Amanda developed a coping plan for working with Ethel. Here are her responses to the nine questions listed in the previous section:

  1. Is this a consistent problem? Yes, it is. Ethel snipes all the time.

  2. Get some distance from the situation. Amanda finds an empty conference room and puts a "Meeting in Progress — Do Not Disturb" sign on the door.

  3. Describe the behavior. Amanda generates the descriptions of Ethel's behavior given above.

  4. How important is it that this situation change? Very. I have to deal with Ethel every day.

  5. Describe your reactions. When Ethel said, "There goes our college graduate again," I turned red, muttered something about "just trying to contribute to the team," and shut up. When Ethel made the crack about playing up to the boss, I became angry but did not say anything and soon after left for the women's restroom to regain control of my temper.

  6. What did you want to accomplish? I wanted to control my temper and shut her up. I did manage to control my temper, except for turning red, but she never shuts up. Failure to respond emotionally seems to help me gain control, but it doesn't prevent future attacks.

  7. Describe what you need to do. Clearly I need to continue to control my emotions while learning a way to prevent ongoing attacks. I think I need to be more direct with Ethel. I also need to consider what she might be getting out of her behavior. She gets to see my emotional reaction — I wonder if she says those nasty things to get attention.

  8. Write an action plan. Here is my plan. The next time she snipes at me in a staff meeting, I'm going to address her directly by saying something like, "Ethel, that sounds like you're making fun of me. Is that what you mean to do?" She will probably deny that she is making fun, but that's okay. The other thing she might do is tell me that what I'm suggesting is all wrong and why. If she does that, I'll try to find out what everyone else thinks, for example by asking, "Does anyone else agree with that point of view?" If others agree there is a problem with my idea, then I'll suggest we try to solve it. It's okay for her to criticize my ideas as long as the criticism is open and can be discussed. It's not okay for her to snipe at me. I suppose one other way she could react is to agree that she is making fun of me. If she does, I'll tell her that, like most people, I don't like being made fun of, and I'll ask whether she's willing to stop. If she admits publicly to making fun of me, then I think it's okay to put her on the spot.

    My biggest problem with this plan will be staying calm, because I see red when Ethel snipes. I'll try to take a slow, deep breath before I make any response to her sniping.

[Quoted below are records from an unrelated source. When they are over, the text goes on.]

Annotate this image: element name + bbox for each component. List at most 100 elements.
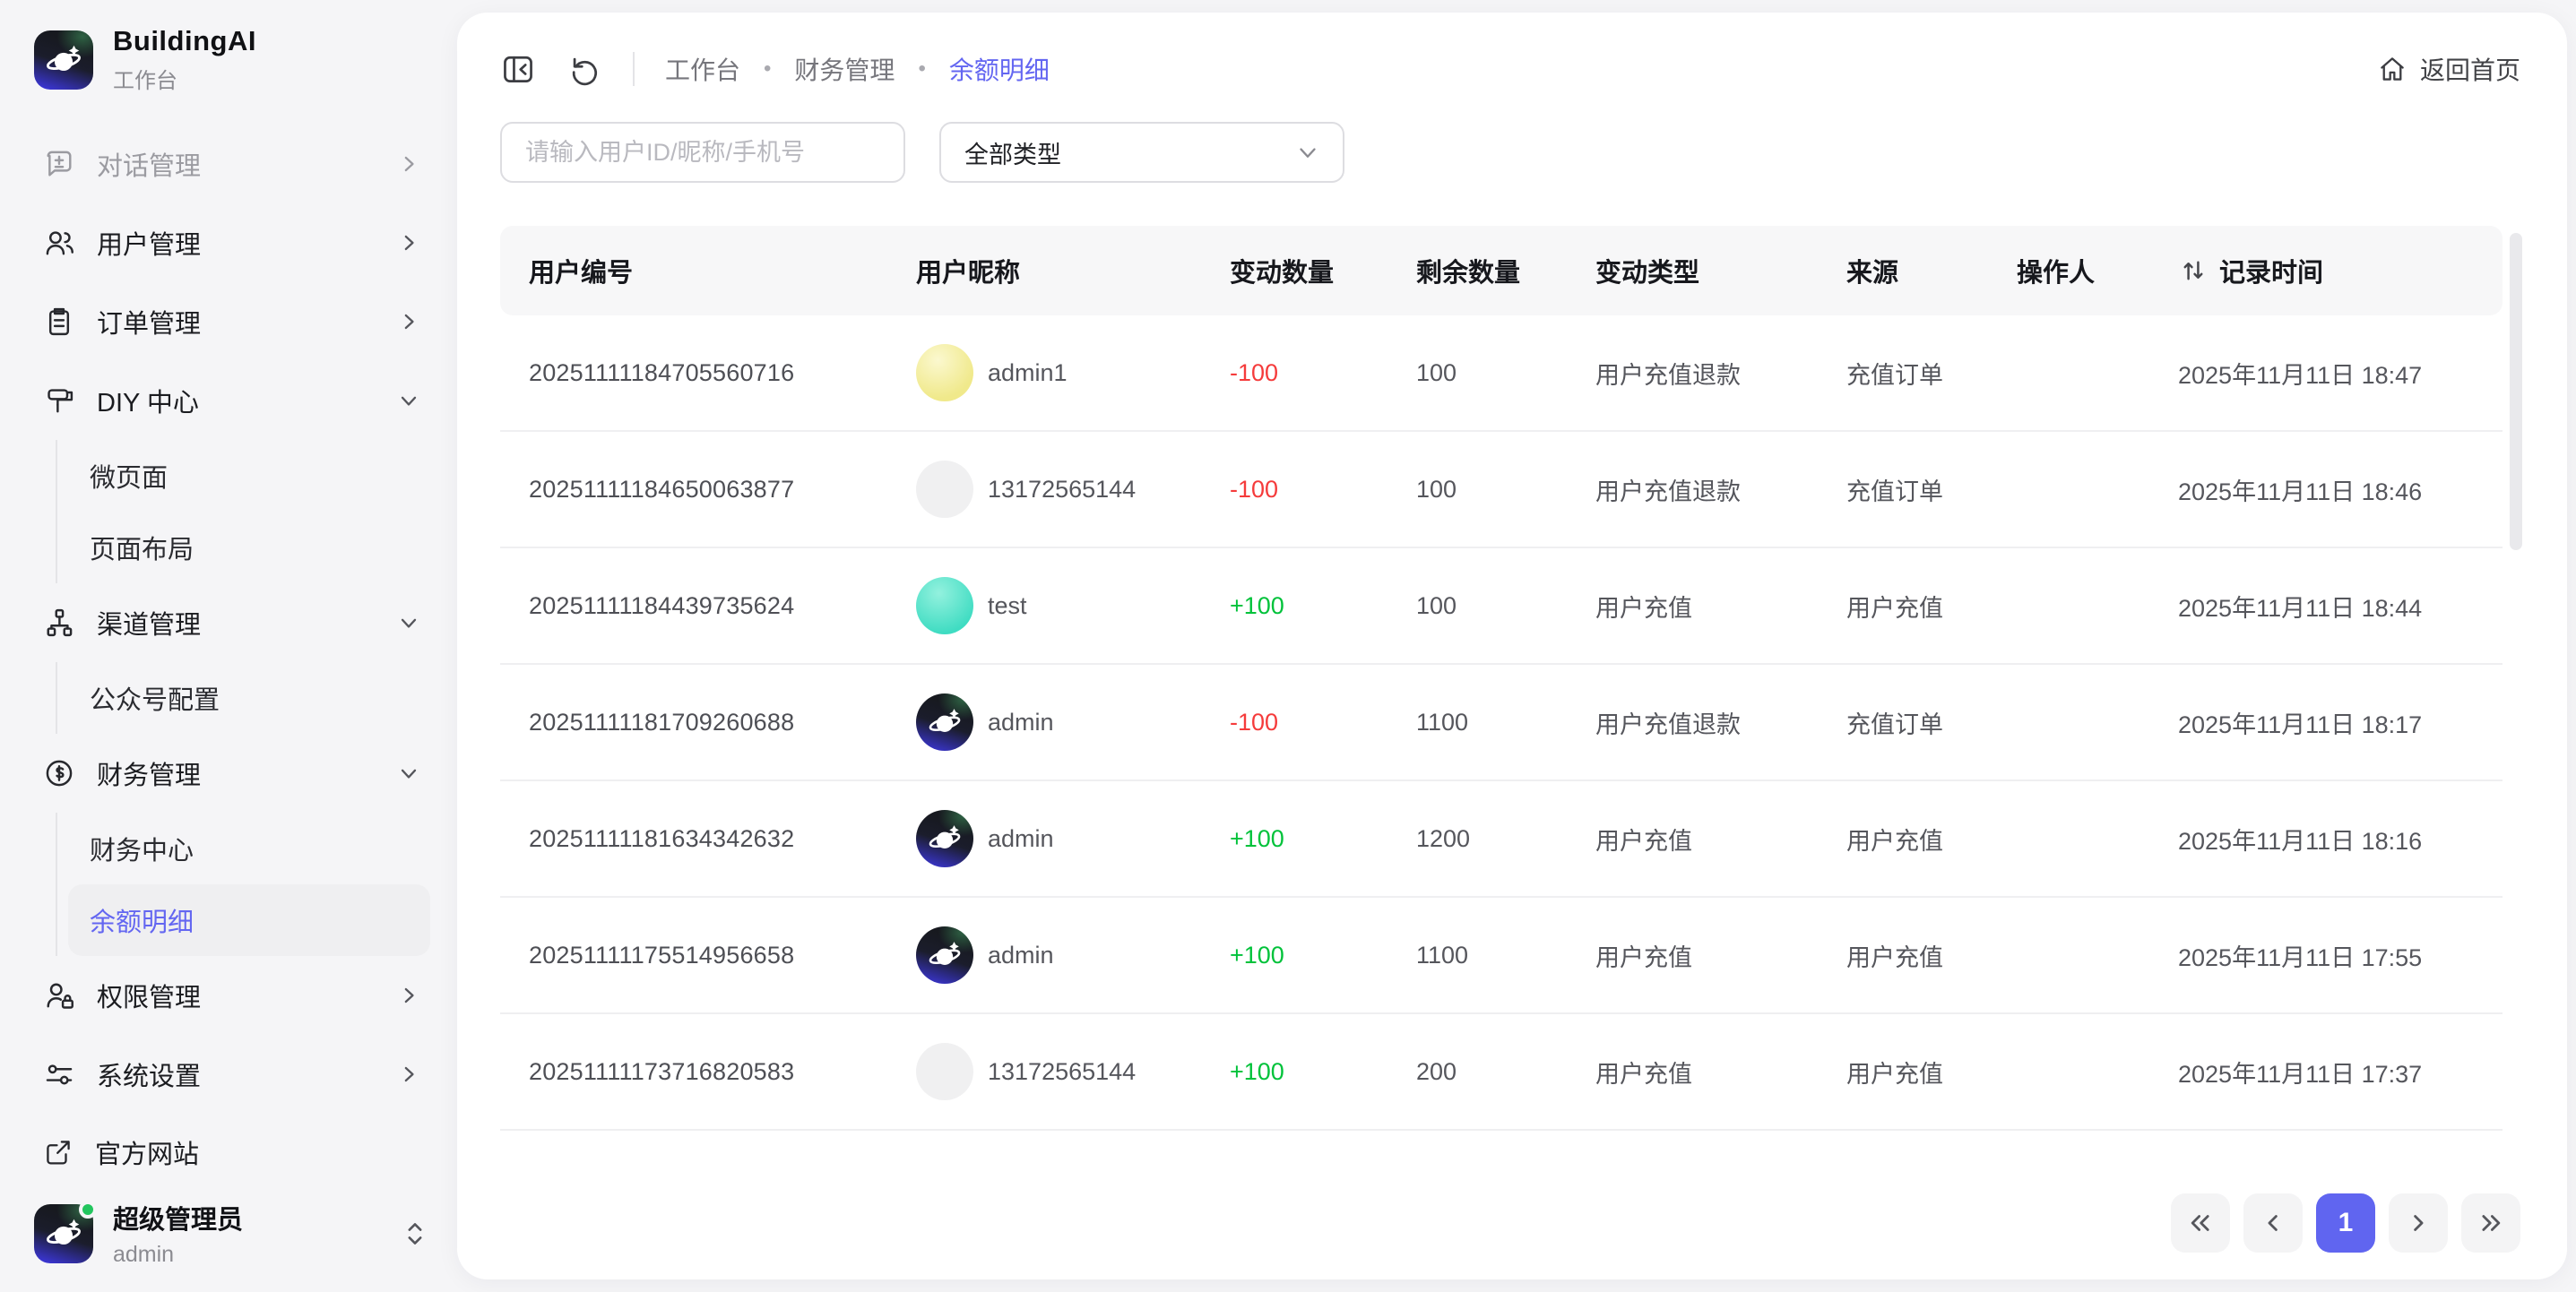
external-link-icon [43,1137,73,1167]
col-nickname: 用户昵称 [916,252,1230,289]
row-avatar [916,693,973,751]
sidebar-item-order-management[interactable]: 订单管理 [27,282,437,361]
page-button-1[interactable]: 1 [2316,1193,2375,1253]
back-home-button[interactable]: 返回首页 [2377,51,2520,87]
cell-record-time: 2025年11月11日 18:47 [2178,356,2503,391]
sidebar-item-micro-page[interactable]: 微页面 [68,440,430,512]
next-page-button[interactable] [2389,1193,2448,1253]
topbar: 工作台 • 财务管理 • 余额明细 返回首页 [500,38,2520,100]
back-home-label: 返回首页 [2420,51,2520,87]
cell-change: +100 [1230,942,1416,969]
sidebar: BuildingAI 工作台 对话管理 用户管理 订单管理 [0,0,457,1292]
chevron-down-icon [396,761,421,786]
double-chevron-left-icon [2187,1210,2214,1236]
chevron-down-icon [396,610,421,635]
sidebar-item-balance-details[interactable]: 余额明细 [68,884,430,956]
col-change: 变动数量 [1230,252,1416,289]
type-select[interactable]: 全部类型 [939,122,1344,183]
cell-record-time: 2025年11月11日 18:44 [2178,589,2503,624]
chevron-left-icon [2260,1210,2286,1236]
row-avatar [916,577,973,634]
cell-change: -100 [1230,359,1416,387]
chevron-down-icon [1294,139,1321,166]
sidebar-item-diy-center[interactable]: DIY 中心 [27,361,437,440]
cell-change-type: 用户充值 [1595,1055,1846,1090]
sliders-icon [43,1058,75,1090]
chevron-right-icon [396,151,421,177]
user-menu[interactable]: 超级管理员 admin [27,1192,437,1276]
row-avatar [916,1043,973,1100]
breadcrumb-workbench[interactable]: 工作台 [665,51,740,87]
table-row: 20251111184705560716 admin1 -100 100 用户充… [500,315,2503,432]
sidebar-item-official-account-config[interactable]: 公众号配置 [68,662,430,734]
planet-icon [926,703,964,741]
breadcrumb-finance[interactable]: 财务管理 [794,51,895,87]
cell-user-id: 20251111181709260688 [529,709,916,736]
cell-record-time: 2025年11月11日 18:17 [2178,705,2503,740]
cell-nickname: admin [916,693,1230,751]
cell-change-type: 用户充值退款 [1595,705,1846,740]
table-row: 20251111184439735624 test +100 100 用户充值 … [500,548,2503,665]
sidebar-item-channel-management[interactable]: 渠道管理 [27,583,437,662]
col-operator: 操作人 [2017,252,2178,289]
table-row: 20251111181634342632 admin +100 1200 用户充… [500,781,2503,898]
refresh-icon[interactable] [566,51,602,87]
chevron-right-icon [396,1062,421,1087]
sidebar-item-label: 对话管理 [97,145,201,183]
sidebar-item-chat-management[interactable]: 对话管理 [27,125,437,203]
chevron-right-icon [2405,1210,2432,1236]
table-row: 20251111173716820583 13172565144 +100 20… [500,1014,2503,1131]
sidebar-item-official-website[interactable]: 官方网站 [27,1114,437,1192]
col-change-type: 变动类型 [1595,252,1846,289]
breadcrumb-separator: • [764,56,771,82]
chevron-right-icon [396,983,421,1008]
pagination: 1 [2171,1193,2520,1253]
org-chart-icon [43,607,75,639]
nickname-text: admin [988,825,1054,853]
prev-page-button[interactable] [2243,1193,2303,1253]
user-lock-icon [43,979,75,1012]
sidebar-item-page-layout[interactable]: 页面布局 [68,512,430,583]
chevron-right-icon [396,309,421,334]
sidebar-item-user-management[interactable]: 用户管理 [27,203,437,282]
col-record-time-sortable[interactable]: 记录时间 [2178,252,2503,289]
cell-record-time: 2025年11月11日 17:55 [2178,938,2503,973]
row-avatar [916,926,973,984]
cell-balance: 100 [1416,476,1595,504]
row-avatar [916,810,973,867]
cell-record-time: 2025年11月11日 18:16 [2178,822,2503,857]
sidebar-item-label: 权限管理 [97,977,201,1014]
chevron-updown-icon [403,1220,427,1247]
planet-icon [926,820,964,857]
cell-balance: 1100 [1416,942,1595,969]
sidebar-item-permission-management[interactable]: 权限管理 [27,956,437,1035]
search-input[interactable] [500,122,905,183]
cell-nickname: admin [916,810,1230,867]
planet-icon [926,936,964,974]
nickname-text: admin [988,709,1054,736]
cell-nickname: 13172565144 [916,461,1230,518]
sidebar-item-system-settings[interactable]: 系统设置 [27,1035,437,1114]
sidebar-item-label: 官方网站 [95,1133,199,1171]
brand: BuildingAI 工作台 [27,20,437,94]
cell-source: 用户充值 [1846,589,2017,624]
topbar-divider [633,52,635,86]
last-page-button[interactable] [2461,1193,2520,1253]
online-status-dot [79,1201,97,1219]
filter-bar: 全部类型 [500,122,2520,183]
sort-arrows-icon [2178,255,2209,286]
sidebar-collapse-icon[interactable] [500,51,536,87]
cell-nickname: admin1 [916,344,1230,401]
sidebar-item-finance-management[interactable]: 财务管理 [27,734,437,813]
cell-nickname: 13172565144 [916,1043,1230,1100]
sidebar-item-label: 财务管理 [97,754,201,792]
col-balance: 剩余数量 [1416,252,1595,289]
first-page-button[interactable] [2171,1193,2230,1253]
cell-change-type: 用户充值 [1595,822,1846,857]
table-scrollbar-thumb[interactable] [2510,233,2522,550]
cell-user-id: 20251111184439735624 [529,592,916,620]
cell-record-time: 2025年11月11日 17:37 [2178,1055,2503,1090]
main-panel: 工作台 • 财务管理 • 余额明细 返回首页 全部类型 用户编号 用户昵称 变 [457,13,2567,1279]
users-icon [43,227,75,259]
sidebar-item-finance-center[interactable]: 财务中心 [68,813,430,884]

    I guess my plan won't work if she snipes because it's the only way she has to get attention. She does have good ideas sometimes. Maybe I'll also try to approach her and ask her advice at times when she's not sniping. It's not that I want to avoid her altogether; I just don't want to be treated badly.

  9. Set a time to review your progress toward an effective coping strategy. I'll review the situation in 3 weeks and decide whether I've made any progress.

This coping strategy often helps, but it does not lead to success every time you use it. Sometimes your best efforts to cope fail. Then, it is time to remember that you always have a choice about whether you continue to stay in contact with a person whose behavior is consistently difficult (Bramson, 1981). This is not an easy choice, particularly when your difficult person is your supervisor and your only choice is to find another job. Choosing to withdraw from contact, however, is always your final option.

Cherish an awareness that coping with Difficult People is never easy and hardly ever fun. If you know what you're doing, you ought to feel uneasy. Acknowledgment of fear is the first step toward moving beyond it. (Bramson, 1981, p. 175)

Exercise

6-7. Pick one difficult person you must interact with regularly at work or at school. Use the nine steps above to develop a plan for coping with that person.